Dairy farmers who have seen the price of milk drop in recent months have been advised to look beyond this short-term fall in value and concentrate on building good long-term relationships with their processors.
South-west of Scotland farmer Rory Christie, of Dourie, Port William, was speaking at an open day on his farm where he milks 1,500 Jersey cross Friesian cows.
He said he was putting his faith in milk solids production, and growth in that market should not be feared.
“I think it is important not to get carried away with short-term fluctuations in the market, and instead we should be looking at long-term prospects.
“There are opportunities out there and we should be taking them.”
In his part of the world there are few, if any, contracts for fresh milk and he has spent a considerable amount of time building up a trading relationship with local processors Lactalis a French family-owned business which is number one cheese-maker in Europe and which 10 years ago took over the McLelland cheese business.
Mr Christie also said he believed the message given out exactly a year ago by James Withers, the author of a report into the future of the Scottish dairy industry, was correct and that expansion is possible, especially if it majored on the provenance of Scottish dairy produce.
“We want to be competitive, but we do not want to be competing at the lower end of the market; that would be very difficult.
“We want to work with our processors and develop brands which give us an edge in the marketplace.”
He believed the Scottish dairy industry had turned the corner, with eight new dairies being established on farms this year the first time in living memory this has happened.
Also, existing producers were increasing their cow numbers, thus giving economies of scale.
He did not see any economic benefit could come from limiting the number of cows an individual producer could keep, saying all that would do would be to give market share to competitors.
Also speaking at the event, George Jamieson, milk policy adviser with the union, said current milk prices were the result of a “perfect storm” in which major players such as China had helped overheat the market then allowed it to collapse.
He also said good weather had prevailed right across the milk-producing countries in the world.
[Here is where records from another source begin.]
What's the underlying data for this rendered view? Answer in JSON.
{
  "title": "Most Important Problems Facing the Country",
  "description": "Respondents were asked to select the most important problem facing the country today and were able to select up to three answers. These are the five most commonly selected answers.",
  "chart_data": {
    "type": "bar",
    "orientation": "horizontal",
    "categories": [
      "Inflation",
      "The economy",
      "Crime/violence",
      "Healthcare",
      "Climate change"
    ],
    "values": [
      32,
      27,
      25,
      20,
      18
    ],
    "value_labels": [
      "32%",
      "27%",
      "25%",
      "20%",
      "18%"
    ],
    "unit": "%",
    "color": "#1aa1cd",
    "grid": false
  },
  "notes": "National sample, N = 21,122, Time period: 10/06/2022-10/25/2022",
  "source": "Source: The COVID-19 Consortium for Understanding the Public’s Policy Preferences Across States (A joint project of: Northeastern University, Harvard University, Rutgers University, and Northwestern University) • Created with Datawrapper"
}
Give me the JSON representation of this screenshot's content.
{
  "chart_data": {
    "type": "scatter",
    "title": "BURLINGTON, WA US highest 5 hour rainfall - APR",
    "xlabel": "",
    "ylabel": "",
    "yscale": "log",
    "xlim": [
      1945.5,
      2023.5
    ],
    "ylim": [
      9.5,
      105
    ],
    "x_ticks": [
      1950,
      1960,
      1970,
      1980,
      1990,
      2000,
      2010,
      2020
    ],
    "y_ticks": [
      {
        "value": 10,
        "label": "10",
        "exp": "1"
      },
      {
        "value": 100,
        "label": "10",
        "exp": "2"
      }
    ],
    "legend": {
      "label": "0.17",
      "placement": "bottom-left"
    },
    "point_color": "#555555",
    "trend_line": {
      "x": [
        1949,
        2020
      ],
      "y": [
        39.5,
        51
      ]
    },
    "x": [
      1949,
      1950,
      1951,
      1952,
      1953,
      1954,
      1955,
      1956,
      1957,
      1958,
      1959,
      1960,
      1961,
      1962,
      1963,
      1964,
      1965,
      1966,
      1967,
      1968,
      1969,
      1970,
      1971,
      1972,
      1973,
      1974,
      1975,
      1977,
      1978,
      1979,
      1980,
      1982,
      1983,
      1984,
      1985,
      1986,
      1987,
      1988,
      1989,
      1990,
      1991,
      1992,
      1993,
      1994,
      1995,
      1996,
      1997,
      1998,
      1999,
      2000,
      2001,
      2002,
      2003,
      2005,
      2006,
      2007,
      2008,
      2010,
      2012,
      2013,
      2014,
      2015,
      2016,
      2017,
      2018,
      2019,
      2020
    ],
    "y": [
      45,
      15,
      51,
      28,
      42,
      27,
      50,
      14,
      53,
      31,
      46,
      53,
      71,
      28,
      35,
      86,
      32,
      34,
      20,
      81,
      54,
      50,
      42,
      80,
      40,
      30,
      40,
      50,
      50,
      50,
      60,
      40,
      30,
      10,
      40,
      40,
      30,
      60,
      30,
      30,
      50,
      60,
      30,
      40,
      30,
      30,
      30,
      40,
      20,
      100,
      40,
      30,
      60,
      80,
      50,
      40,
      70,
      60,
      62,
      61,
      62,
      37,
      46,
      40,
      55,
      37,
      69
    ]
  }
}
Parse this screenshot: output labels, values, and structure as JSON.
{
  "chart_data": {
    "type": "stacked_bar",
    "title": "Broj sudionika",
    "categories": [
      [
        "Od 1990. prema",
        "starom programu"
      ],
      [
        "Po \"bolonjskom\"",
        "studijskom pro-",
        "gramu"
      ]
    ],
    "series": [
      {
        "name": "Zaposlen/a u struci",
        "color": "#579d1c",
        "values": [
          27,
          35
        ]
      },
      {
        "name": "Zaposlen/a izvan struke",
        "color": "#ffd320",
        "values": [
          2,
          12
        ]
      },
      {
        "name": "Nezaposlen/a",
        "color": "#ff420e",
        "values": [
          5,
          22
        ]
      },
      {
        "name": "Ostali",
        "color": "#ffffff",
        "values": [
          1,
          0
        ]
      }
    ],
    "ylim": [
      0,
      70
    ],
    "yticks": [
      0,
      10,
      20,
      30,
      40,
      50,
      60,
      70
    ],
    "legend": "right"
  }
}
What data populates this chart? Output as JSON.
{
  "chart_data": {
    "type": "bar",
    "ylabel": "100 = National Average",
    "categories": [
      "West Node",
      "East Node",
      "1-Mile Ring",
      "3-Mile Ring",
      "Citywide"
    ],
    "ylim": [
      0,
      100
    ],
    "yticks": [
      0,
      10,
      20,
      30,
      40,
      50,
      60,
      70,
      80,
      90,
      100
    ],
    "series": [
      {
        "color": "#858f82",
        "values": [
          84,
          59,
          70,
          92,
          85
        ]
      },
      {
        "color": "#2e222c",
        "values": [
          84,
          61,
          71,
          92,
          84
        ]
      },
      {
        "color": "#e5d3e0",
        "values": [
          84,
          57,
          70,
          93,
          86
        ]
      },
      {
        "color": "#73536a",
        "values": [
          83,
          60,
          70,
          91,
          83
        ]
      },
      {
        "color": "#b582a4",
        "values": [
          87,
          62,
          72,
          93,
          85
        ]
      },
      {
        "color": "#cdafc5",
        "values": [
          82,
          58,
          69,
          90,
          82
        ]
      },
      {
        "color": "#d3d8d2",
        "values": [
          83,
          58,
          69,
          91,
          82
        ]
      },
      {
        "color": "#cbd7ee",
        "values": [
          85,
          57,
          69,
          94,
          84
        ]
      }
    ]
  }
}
Milk yields were up considerably as a result, putting downward pressure on the market.
He produced graphs showing that, while the present price drop was quite dramatic, the overall trend in price was upward and that for at least the next two years the prospects looked good for dairy produce.
When questioned on a future threat from Ireland, where dairy farmers have threatened to double their production, he said he believed the primary target for Irish dairy produce would be the developing market in Africa.
He rejected criticism of the union for its support of an increase in home production, saying that provided on-farm expansion was linked to processing opportunities opening up, the benefits would come right along the food chain.
“Processors will only come here if they see production rising,” he said.
“They will not spend money setting up plants where they see producers leaving the industry.”